Environmental Stability and Electronic Properties of Individual Flakes of Ti₂CT_x MXene

Ti2CTx MXene holds promise for high‑performance electronics, yet its intrinsic electronic properties have remained unclear because large, stable flakes are difficult to obtain and monolayers rapidly oxidize in air. Here we report a scalable LiF‑HCl etching and gentle delamination protocol that yields Ti₂CT_x monolayers with lateral dimensions of 10–15 µm (up to 40 µm) suitable for device fabrication. Systematic electrical measurements on single flakes reveal a stark contrast between environmentally vulnerable monolayers and more robust multilayer samples. Monolayer devices exposed to ambient conditions within hours become partially oxidized, displaying low conductivity, electron mobility ≈0.2 cm² V⁻¹ s⁻¹ and semiconducting temperature coefficients (dR/dT < 0).

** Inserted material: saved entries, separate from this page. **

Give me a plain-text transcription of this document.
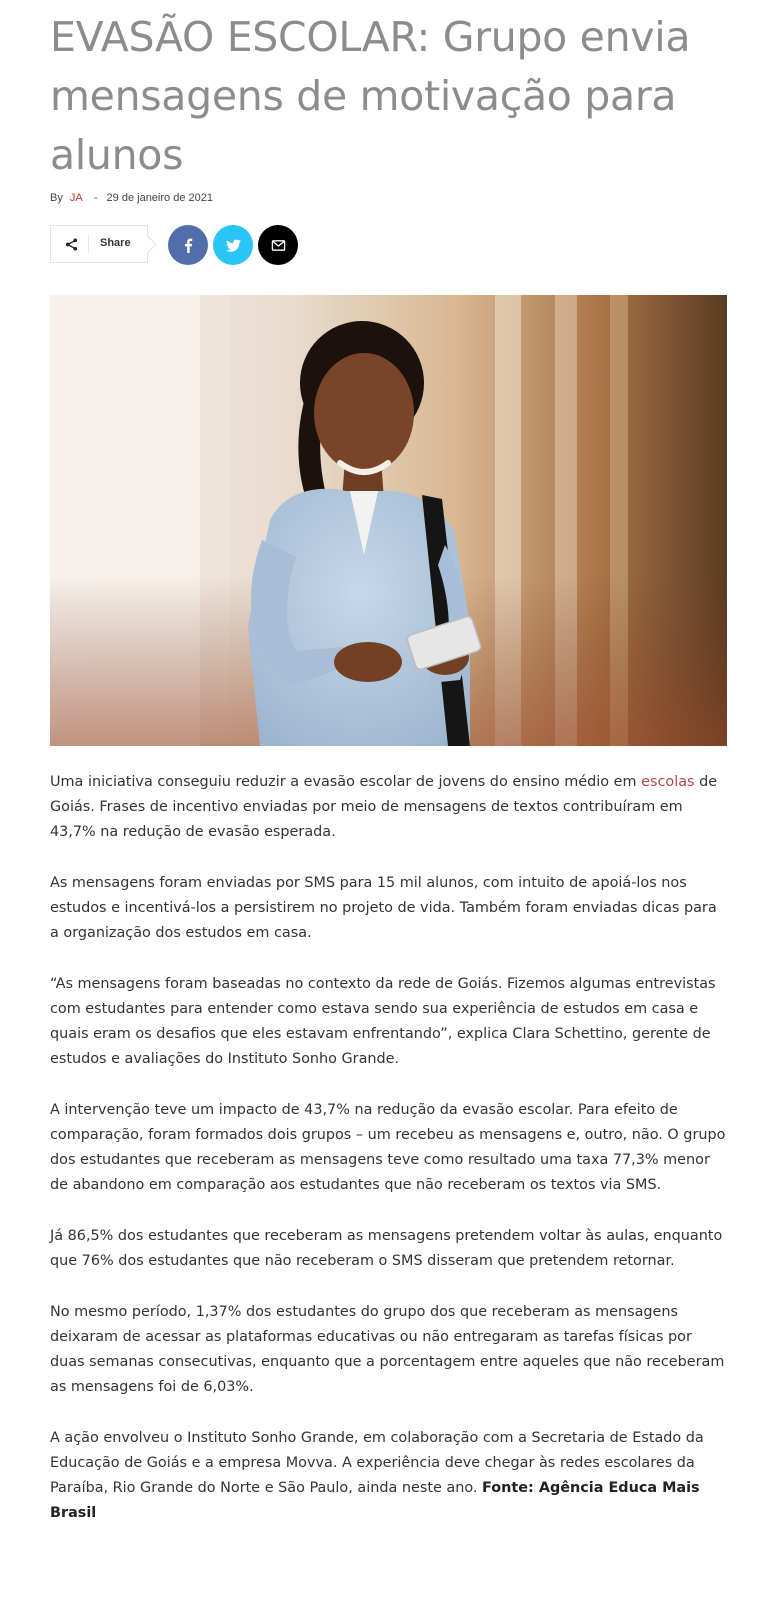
EVASÃO ESCOLAR: Grupo envia mensagens de motivação para alunos
By JA - 29 de janeiro de 2021
Share

Uma iniciativa conseguiu reduzir a evasão escolar de jovens do ensino médio em escolas de Goiás. Frases de incentivo enviadas por meio de mensagens de textos contribuíram em 43,7% na redução de evasão esperada.

As mensagens foram enviadas por SMS para 15 mil alunos, com intuito de apoiá-los nos estudos e incentivá-los a persistirem no projeto de vida. Também foram enviadas dicas para a organização dos estudos em casa.

“As mensagens foram baseadas no contexto da rede de Goiás. Fizemos algumas entrevistas com estudantes para entender como estava sendo sua experiência de estudos em casa e quais eram os desafios que eles estavam enfrentando”, explica Clara Schettino, gerente de estudos e avaliações do Instituto Sonho Grande.

A intervenção teve um impacto de 43,7% na redução da evasão escolar. Para efeito de comparação, foram formados dois grupos – um recebeu as mensagens e, outro, não. O grupo dos estudantes que receberam as mensagens teve como resultado uma taxa 77,3% menor de abandono em comparação aos estudantes que não receberam os textos via SMS.

Já 86,5% dos estudantes que receberam as mensagens pretendem voltar às aulas, enquanto que 76% dos estudantes que não receberam o SMS disseram que pretendem retornar.

No mesmo período, 1,37% dos estudantes do grupo dos que receberam as mensagens deixaram de acessar as plataformas educativas ou não entregaram as tarefas físicas por duas semanas consecutivas, enquanto que a porcentagem entre aqueles que não receberam as mensagens foi de 6,03%.

A ação envolveu o Instituto Sonho Grande, em colaboração com a Secretaria de Estado da Educação de Goiás e a empresa Movva. A experiência deve chegar às redes escolares da Paraíba, Rio Grande do Norte e São Paulo, ainda neste ano. Fonte: Agência Educa Mais Brasil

In contrast, multilayer flakes retain their metallic character, achieving conductivities of ~3 700 S cm⁻¹ and mobilities of ~1.6 cm² V⁻¹ s⁻¹ with dR/dT > 0, values among the highest reported for MXenes and consistent with theoretical predictions for Ti₂CT_x (Tx = –F, –OH, =O). Film studies corroborate that thicker assemblies exhibit superior environmental stability. In addition to providing insights into the electronic properties of Ti₂CT_x, this study outlines a strategy for electrical characterization of individual flakes of MXenes with poor environmental stability, which involves rapid processing of the material as well as a direct comparison of monolayer and few-layer flakes.